Microspheres are characteristically spherical and free flowing powders having particle size ranging from 1-1000 μm consisting of proteins or synthetic polymers. Microspheres are free flowing solid particle made up of biodegradable and non-biodegradable components Microspheric drug delivery system has wide range of application as it covers targeting the drug to particular site to imaging and helping the diagnostic features. Microspheres form an essential part of novel drug delivery systems. Microspheres reduce the dosing frequency and improve patient compliance by designing and evaluating Sustained Release microspheres for effective control of many chronic diseases. A well designed controlled drug delivery system can overcome some of the problems of conventional therapy and enhance the therapeutic efficacy of a given drug. There are various approaches in delivering a therapeutic substance to the target site in a sustained controlled release fashion. A Microsphere has its drug dispersed throughout the particle i.e. the internal structure is a matrix of drug and polymeric excipients. The objective of this article is to emphasize on the principles underlying the development and evaluation of microspheres as a controlled and targeted drug delivery system.

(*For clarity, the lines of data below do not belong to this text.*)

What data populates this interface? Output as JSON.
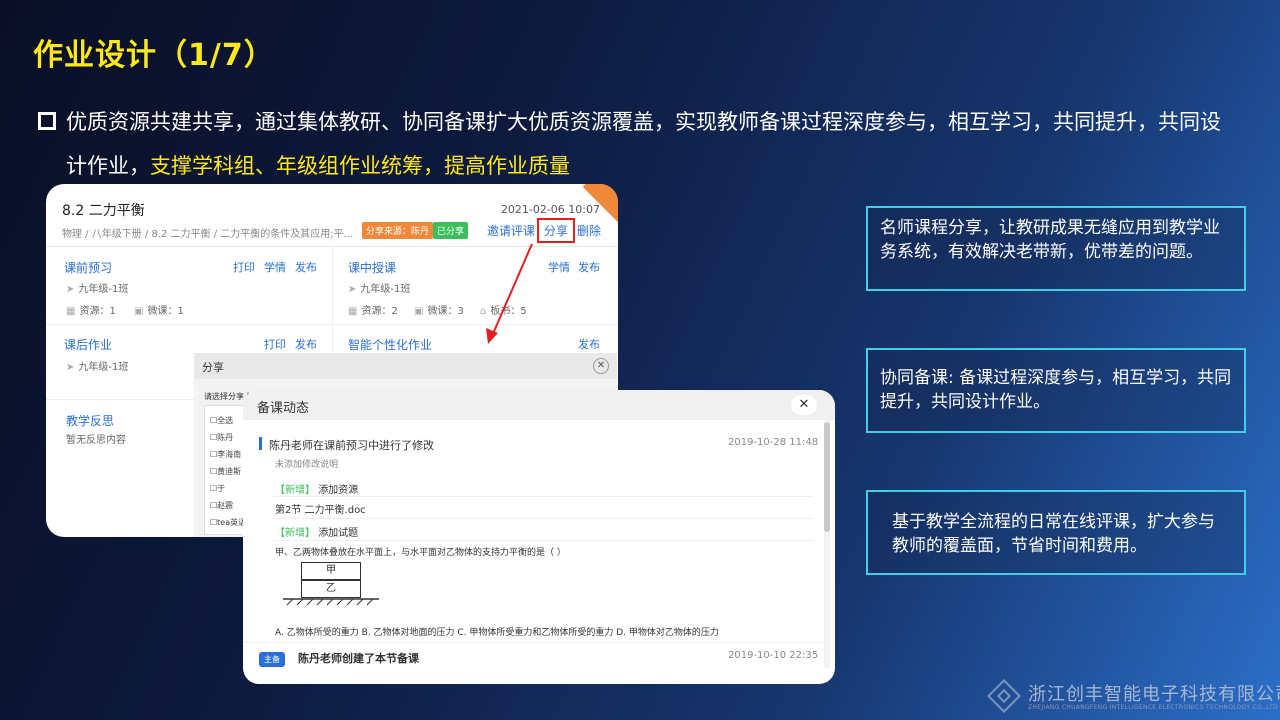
{
  "slide": {
    "title": "作业设计（1/7）",
    "bullet_main": "优质资源共建共享，通过集体教研、协同备课扩大优质资源覆盖，实现教师备课过程深度参与，相互学习，共同提升，共同设计作业，",
    "bullet_highlight": "支撑学科组、年级组作业统筹，提高作业质量"
  },
  "panel1": {
    "title": "8.2 二力平衡",
    "date": "2021-02-06 10:07",
    "breadcrumb": "物理 / 八年级下册 / 8.2 二力平衡 / 二力平衡的条件及其应用;平...",
    "tag_source": "分享来源：陈丹",
    "tag_shared": "已分享",
    "action_invite": "邀请评课",
    "action_share": "分享",
    "action_delete": "删除",
    "card_preclass": {
      "title": "课前预习",
      "print": "打印",
      "study": "学情",
      "publish": "发布",
      "class": "九年级-1班",
      "resources": "资源：1",
      "micro": "微课：1"
    },
    "card_inclass": {
      "title": "课中授课",
      "study": "学情",
      "publish": "发布",
      "class": "九年级-1班",
      "resources": "资源：2",
      "micro": "微课：3",
      "board": "板书：5"
    },
    "card_homework": {
      "title": "课后作业",
      "print": "打印",
      "publish": "发布",
      "class": "九年级-1班"
    },
    "card_smart": {
      "title": "智能个性化作业",
      "publish": "发布"
    },
    "card_reflect": {
      "title": "教学反思",
      "empty": "暂无反思内容"
    }
  },
  "share": {
    "title": "分享",
    "close": "✕",
    "prompt": "请选择分享人员",
    "options": [
      "☐全选",
      "☐陈丹",
      "☐李海南",
      "☐黄迪斯",
      "☐于",
      "☐赵震",
      "☐tea英语"
    ]
  },
  "panel2": {
    "title": "备课动态",
    "close": "✕",
    "entry1_title": "陈丹老师在课前预习中进行了修改",
    "entry1_time": "2019-10-28 11:48",
    "entry1_note": "未添加修改说明",
    "new_tag": "【新增】",
    "add_resource": "添加资源",
    "resource_file": "第2节 二力平衡.doc",
    "add_question": "添加试题",
    "question": "甲、乙两物体叠放在水平面上，与水平面对乙物体的支持力平衡的是（   ）",
    "block_top": "甲",
    "block_bottom": "乙",
    "options": "A. 乙物体所受的重力 B. 乙物体对地面的压力 C. 甲物体所受重力和乙物体所受的重力 D. 甲物体对乙物体的压力",
    "badge": "主备",
    "entry2_title": "陈丹老师创建了本节备课",
    "entry2_time": "2019-10-10 22:35"
  },
  "infoboxes": {
    "box1": "名师课程分享，让教研成果无缝应用到教学业务系统，有效解决老带新，优带差的问题。",
    "box2": "协同备课: 备课过程深度参与，相互学习，共同提升，共同设计作业。",
    "box3": "基于教学全流程的日常在线评课，扩大参与教师的覆盖面，节省时间和费用。"
  },
  "logo": {
    "cn": "浙江创丰智能电子科技有限公司",
    "en": "ZHEJIANG CHUANGFENG INTELLIGENCE ELECTRONICS TECHNOLOGY CO.,LTD"
  },
  "colors": {
    "accent_yellow": "#ffe81a",
    "box_border": "#3fd0e6",
    "link_blue": "#2a6fd6",
    "tag_orange": "#f0883a",
    "tag_green": "#3cbf5a",
    "highlight_red": "#e02020"
  }
}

Microcapsules containing Fluvastatin Sodium having better drug retaining property. Most suitable for controlled release. Most satisfactory Fluvastatin Sodium microcapsules were subjected to pharmacokinetic evaluation with an objective to evaluate their drug release retarding and rate controlling efficiency in vivo. The rats were used for the in vivo bioavailability study. Ion exchange resins coated microcapsules of Fluvastatin Sodium was prepared by w/o/w emulsification technique. Fluvastatin Sodium release from Indion454 resins coated with eudragit RS100 microcapsules was slow and spread over 24 h. In the in vivo study, the absorption of fluvastatin sodium was slow over longer period of time with a rate constant (Ka) of 1.605 h-1. The mean residence time was observed from 6.5 h. Cmax was found to be 2.24µg/ml, tmax was found to be 6h, AUC was found to be 2.24µg/ml. From pharmacokinetic evaluation, Fluvastatin Sodium from resins coated microcapsules was released and absorbed slowly over longer period of time.